Nicoll was born in Calgary, Alberta. She was the daughter of immigrants Robert Mackay, of Scottish descent, and Florence Gingras, of Irish and French heritage. When she was in high school, Nicoll began painting at St. Joseph's Convent in Red Deer, Alberta, taking classes between 1925 and 1926. She then studied formally at the Ontario College of Art in Toronto (1927–1929), where she was taught by portraitist John Alfsen and Group of Seven landscape artists Arthur Lismer, Frank Johnston, and J.E.H. MacDonald. Marion undertook further training at the Provincial Institute of Technology and Art in Calgary (1929–1932), Central School of Arts and Crafts in London (1937–1938), Emma Lake Seminar in Regina (1957), and the Art Students League of New York in New York City (1957–1959). Nicoll went on to teach at the Provincial Institute of Technology and Art, the University of Alberta, and the Banff School of Fine Arts.

Nicoll started her painting career depicting Alberta landscapes. In the summer of 1946, while working at the Banff School of Fine Arts, Nicoll met Jock Macdonald, a fellow faculty member.

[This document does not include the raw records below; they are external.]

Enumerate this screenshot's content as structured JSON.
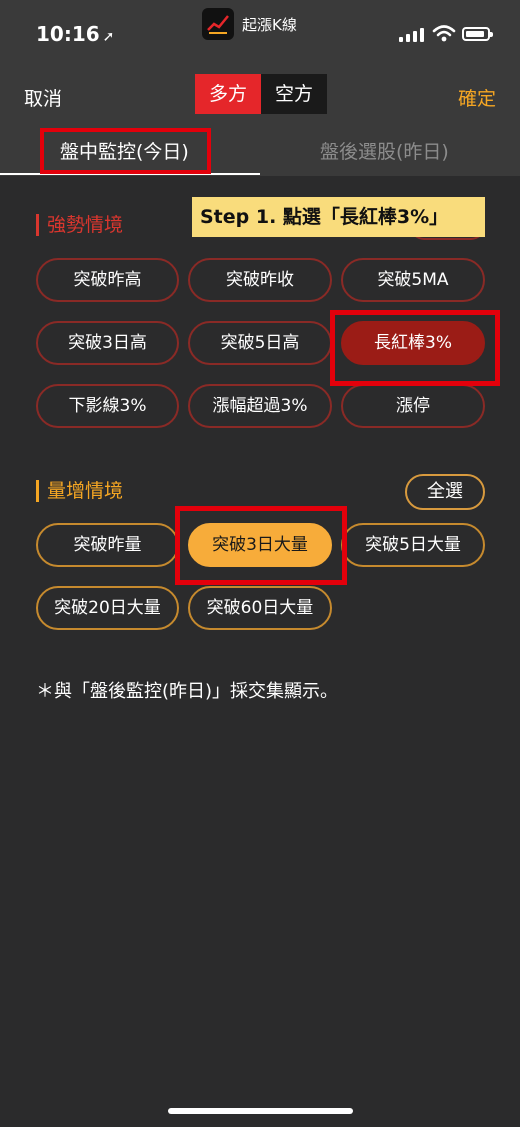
{
  "status_bar": {
    "time": "10:16",
    "location_arrow": "➚",
    "app_name": "起漲K線",
    "app_logo_text": "起漲K線"
  },
  "nav": {
    "cancel": "取消",
    "segments": [
      "多方",
      "空方"
    ],
    "selected_segment": "多方",
    "confirm": "確定"
  },
  "tabs": [
    {
      "label": "盤中監控(今日)",
      "active": true
    },
    {
      "label": "盤後選股(昨日)",
      "active": false
    }
  ],
  "tutorial_banner": "Step 1. 點選「長紅棒3%」",
  "strong_section": {
    "title": "強勢情境",
    "chips": [
      {
        "label": "突破昨高",
        "selected": false
      },
      {
        "label": "突破昨收",
        "selected": false
      },
      {
        "label": "突破5MA",
        "selected": false
      },
      {
        "label": "突破3日高",
        "selected": false
      },
      {
        "label": "突破5日高",
        "selected": false
      },
      {
        "label": "長紅棒3%",
        "selected": true
      },
      {
        "label": "下影線3%",
        "selected": false
      },
      {
        "label": "漲幅超過3%",
        "selected": false
      },
      {
        "label": "漲停",
        "selected": false
      }
    ]
  },
  "volume_section": {
    "title": "量增情境",
    "select_all": "全選",
    "chips": [
      {
        "label": "突破昨量",
        "selected": false
      },
      {
        "label": "突破3日大量",
        "selected": true
      },
      {
        "label": "突破5日大量",
        "selected": false
      },
      {
        "label": "突破20日大量",
        "selected": false
      },
      {
        "label": "突破60日大量",
        "selected": false
      }
    ]
  },
  "footnote": "＊與「盤後監控(昨日)」採交集顯示。",
  "colors": {
    "background": "#2b2b2c",
    "accent_red": "#e5262a",
    "accent_orange": "#f5a623",
    "highlight": "#e3000b"
  }
}
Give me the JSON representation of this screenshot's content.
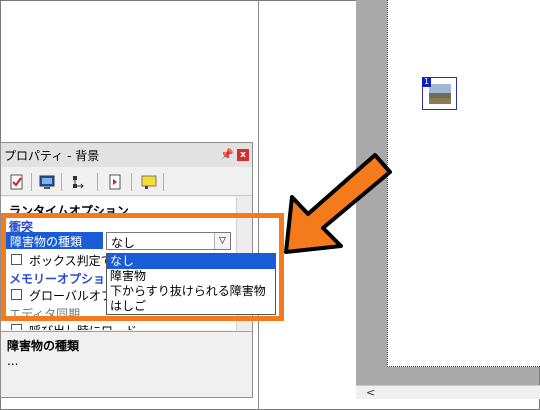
{
  "panel": {
    "title": "プロパティ - 背景",
    "pin_icon": "pin-icon",
    "close_label": "x"
  },
  "toolbar": {
    "icons": [
      "check-doc-icon",
      "screen-icon",
      "tree-arrow-icon",
      "doc-arrow-icon",
      "message-icon"
    ]
  },
  "grid": {
    "section_runtime": "ランタイムオプション",
    "sub_collision": "衝突",
    "obstacle_label": "障害物の種類",
    "box_label": "ボックス判定で",
    "section_memory": "メモリーオプション",
    "global_label": "グローバルオブ",
    "editor_sync": "エディタ同期",
    "load_label": "呼び出し時にロード"
  },
  "combo": {
    "value": "なし"
  },
  "dropdown": {
    "options": [
      "なし",
      "障害物",
      "下からすり抜けられる障害物",
      "はしご"
    ],
    "selected_index": 0
  },
  "description": {
    "title": "障害物の種類",
    "body": "..."
  },
  "colors": {
    "highlight": "#f47a1c",
    "selection": "#1a5bd8"
  }
}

He introduced her to automatism, a practice associated with the European Surrealists, and it marked a pivotal moment in her practice. Becoming the sole artist in Alberta to work in automatism, Nicoll frequently produced paintings and drawings without premeditation for the next six years, accumulating four-foot-high stacks of sketchbooks. Her work then evolved into abstraction in the 1950s, in particular after her visit to the Emma Lake Artist's Workshop conducted by Will Barnet in 1957. According to Christopher Jackson, from that point on, Nicoll completely abandoned naturalism.

Nicoll worked in a diverse range of media, including print-making, ceramics, batiks, jewelry making, and, above all, painting.

Nicoll lived in the Bowness neighbourhood in Calgary with her husband Jim Nicoll, an engineer and amateur artist originally from Fort Macleod, whom she met in 1933 and married in 1940. Many of her paintings are held by the Glenbow Museum in Calgary. A Gallery at the Alberta College of Art and Design is named after her.

Nicoll had to abandon painting in 1971 due to arthritis, but continued to make art by using a more physically manageable, though unconventional technique she called clayprinting.